然后他又沉聲發問,“敢問前輩,還可能有什么樣的天傾之環?”
“這無盡黃昏已經很可怕了,”童祖淡淡地回答,“錯非有祖器余蔭,我都不夠看。”
你真以為,這一劫渡過得很輕松嗎?
“這么厲害的嗎?”曲澗磊聞言愕然,開天確實很牛,但前輩你是玄尊啊!
“你細看看,”大頭童子也沒有多說。
曲澗磊仔細感知一下虛懸的巨斧,然后若有所思地點點頭,“果然。”
開天看起來還相當完整,但是斧身上已經出現了幾道若隱若現的裂紋。
感覺像是掉了一些耐久,可是仔細感知才發現……根本是出現了內傷!
而且有些內傷更深處,應該是才剛剛修復好的,感覺還不是很穩固。
曲澗磊基本能斷定,大概是此前斬開世界核心的那一斧,對禮器反哺了一部分。
見到他點頭,大頭童子才又說了一句,“虧得還有我的加持。
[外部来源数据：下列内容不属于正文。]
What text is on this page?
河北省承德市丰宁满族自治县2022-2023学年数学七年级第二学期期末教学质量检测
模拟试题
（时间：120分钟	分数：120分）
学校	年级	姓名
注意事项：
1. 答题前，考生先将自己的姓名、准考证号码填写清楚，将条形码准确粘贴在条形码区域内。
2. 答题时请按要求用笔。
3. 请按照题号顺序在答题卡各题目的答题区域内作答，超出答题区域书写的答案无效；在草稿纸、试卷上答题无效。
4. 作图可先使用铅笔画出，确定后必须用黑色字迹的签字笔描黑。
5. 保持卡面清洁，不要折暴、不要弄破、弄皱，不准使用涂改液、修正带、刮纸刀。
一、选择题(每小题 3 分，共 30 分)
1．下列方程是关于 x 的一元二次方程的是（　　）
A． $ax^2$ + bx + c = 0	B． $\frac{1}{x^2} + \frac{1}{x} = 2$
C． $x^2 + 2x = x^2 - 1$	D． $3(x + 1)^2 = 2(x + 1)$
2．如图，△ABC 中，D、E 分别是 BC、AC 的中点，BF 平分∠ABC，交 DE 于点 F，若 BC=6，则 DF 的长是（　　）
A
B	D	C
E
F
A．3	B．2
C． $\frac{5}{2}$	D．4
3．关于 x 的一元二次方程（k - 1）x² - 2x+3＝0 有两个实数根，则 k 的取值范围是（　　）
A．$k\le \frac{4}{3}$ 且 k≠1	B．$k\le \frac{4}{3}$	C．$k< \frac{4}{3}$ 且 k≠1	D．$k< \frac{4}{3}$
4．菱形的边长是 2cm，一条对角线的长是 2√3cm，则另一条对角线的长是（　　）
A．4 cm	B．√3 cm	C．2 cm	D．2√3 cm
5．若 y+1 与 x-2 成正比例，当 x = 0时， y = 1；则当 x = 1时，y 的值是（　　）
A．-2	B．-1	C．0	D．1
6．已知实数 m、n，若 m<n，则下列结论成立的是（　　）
”
再加上玄尊的輸出,巨斧還拼到這個樣子,看來副品終究是副品。
然而,這已經很出乎曲澗磊最初的預料了。
當初他對禮器的定義就是……最多不過接近分神級法寶。
如果真要把它投喂給大陣的話,能扛得住十天消耗,都算很牛了。
因為英靈的緣故,再加上自身就克制天傾,他不可能把開天斧獻祭了。
但是在童祖的操持下,它居然能消一道天傾之環的劫數,實在有點超出他的預期。
這種情況下,禮器自身出現損傷……他實在不該大驚小怪。